Notice that as your source and target table have different schema (target has an additional column with identity). In this scenario, you need to specify structure property in the target dataset definition, which doesn't include the identity column.

Invoke stored procedure from SQL sink

For an example of invoking a stored procedure from SQL sink in a copy activity of a pipeline, see Invoke stored procedure for SQL sink in copy activity article.

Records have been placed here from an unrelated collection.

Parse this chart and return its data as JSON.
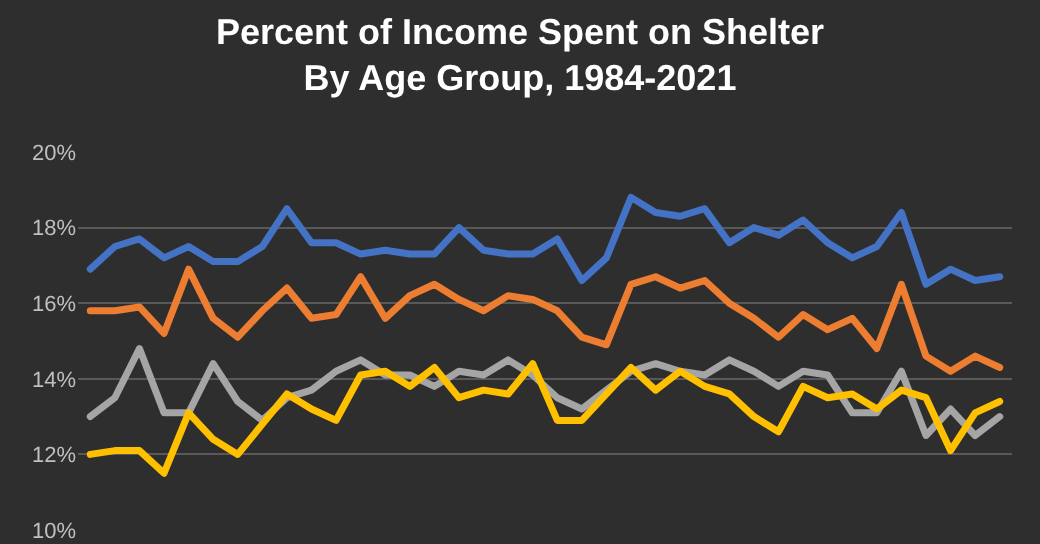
{
  "chart_data": {
    "type": "line",
    "title": "Percent of Income Spent on Shelter\nBy Age Group, 1984-2021",
    "categories": [
      null,
      null,
      null,
      null,
      null,
      null,
      null,
      null,
      null,
      null,
      null,
      null,
      null,
      null,
      null,
      null,
      null,
      null,
      null,
      null,
      null,
      null,
      null,
      null,
      null,
      null,
      null,
      null,
      null,
      null,
      null,
      null,
      null,
      null,
      null,
      null,
      null,
      null
    ],
    "series": [
      {
        "color": "#4472c4",
        "values": [
          16.9,
          17.5,
          17.7,
          17.2,
          17.5,
          17.1,
          17.1,
          17.5,
          18.5,
          17.6,
          17.6,
          17.3,
          17.4,
          17.3,
          17.3,
          18.0,
          17.4,
          17.3,
          17.3,
          17.7,
          16.6,
          17.2,
          18.8,
          18.4,
          18.3,
          18.5,
          17.6,
          18.0,
          17.8,
          18.2,
          17.6,
          17.2,
          17.5,
          18.4,
          16.5,
          16.9,
          16.6,
          16.7
        ]
      },
      {
        "color": "#ed7d31",
        "values": [
          15.8,
          15.8,
          15.9,
          15.2,
          16.9,
          15.6,
          15.1,
          15.8,
          16.4,
          15.6,
          15.7,
          16.7,
          15.6,
          16.2,
          16.5,
          16.1,
          15.8,
          16.2,
          16.1,
          15.8,
          15.1,
          14.9,
          16.5,
          16.7,
          16.4,
          16.6,
          16.0,
          15.6,
          15.1,
          15.7,
          15.3,
          15.6,
          14.8,
          16.5,
          14.6,
          14.2,
          14.6,
          14.3
        ]
      },
      {
        "color": "#a5a5a5",
        "values": [
          13.0,
          13.5,
          14.8,
          13.1,
          13.1,
          14.4,
          13.4,
          12.9,
          13.5,
          13.7,
          14.2,
          14.5,
          14.1,
          14.1,
          13.8,
          14.2,
          14.1,
          14.5,
          14.1,
          13.5,
          13.2,
          13.7,
          14.2,
          14.4,
          14.2,
          14.1,
          14.5,
          14.2,
          13.8,
          14.2,
          14.1,
          13.1,
          13.1,
          14.2,
          12.5,
          13.2,
          12.5,
          13.0
        ]
      },
      {
        "color": "#ffc000",
        "values": [
          12.0,
          12.1,
          12.1,
          11.5,
          13.1,
          12.4,
          12.0,
          12.8,
          13.6,
          13.2,
          12.9,
          14.1,
          14.2,
          13.8,
          14.3,
          13.5,
          13.7,
          13.6,
          14.4,
          12.9,
          12.9,
          13.6,
          14.3,
          13.7,
          14.2,
          13.8,
          13.6,
          13.0,
          12.6,
          13.8,
          13.5,
          13.6,
          13.2,
          13.7,
          13.5,
          12.1,
          13.1,
          13.4
        ]
      }
    ],
    "ylim": [
      10,
      20
    ],
    "yticks": [
      {
        "value": 10,
        "label": "10%"
      },
      {
        "value": 12,
        "label": "12%"
      },
      {
        "value": 14,
        "label": "14%"
      },
      {
        "value": 16,
        "label": "16%"
      },
      {
        "value": 18,
        "label": "18%"
      },
      {
        "value": 20,
        "label": "20%"
      }
    ],
    "grid": "y",
    "marker": "none",
    "line_style": "solid"
  }
}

Type mapping for Azure SQL Database

As mentioned in the data movement activities article Copy activity performs automatic type conversions from source types to sink types with the following 2-step approach:

  1. Convert from native source types to .NET type
  2. Convert from .NET type to native sink type

When moving data to and from Azure SQL Database, the following mappings are used from SQL type to .NET type and vice versa. The mapping is same as the SQL Server Data Type Mapping for ADO.NET.

SQL Server Database Engine type .NET Framework type
bigint Int64
binary Byte[]
bit Boolean
char String, Char[]
date DateTime
Datetime DateTime
datetime2 DateTime
Datetimeoffset DateTimeOffset
Decimal Decimal
FILESTREAM attribute (varbinary(max)) Byte[]
Float Double
image Byte[]
int Int32
money Decimal
nchar String, Char[]
ntext String, Char[]
numeric Decimal
nvarchar String, Char[]
real Single
rowversion Byte[]
smalldatetime DateTime
smallint Int16
smallmoney Decimal
sql_variant Object *
text String, Char[]
time TimeSpan
timestamp Byte[]
tinyint Byte
uniqueidentifier Guid
varbinary Byte[]
varchar String, Char[]
xml Xml

Map source to sink columns

To learn about mapping columns in source dataset to columns in sink dataset, see Mapping dataset columns in Azure Data Factory.

Repeatable copy

When copying data to SQL Server Database, the copy activity appends data to the sink table by default. To perform an UPSERT instead, See Repeatable write to SqlSink article.

When copying data from relational data stores, keep repeatability in mind to avoid unintended outcomes. In Azure Data Factory, you can rerun a slice manually. You can also configure retry policy for a dataset so that a slice is rerun when a failure occurs. When a slice is rerun in either way, you need to make sure that the same data is read no matter how many times a slice is run. See Repeatable read from relational sources.

Performance and Tuning

See Copy Activity Performance & Tuning Guide to learn about key factors that impact performance of data movement (Copy Activity) in Azure Data Factory and various ways to optimize it.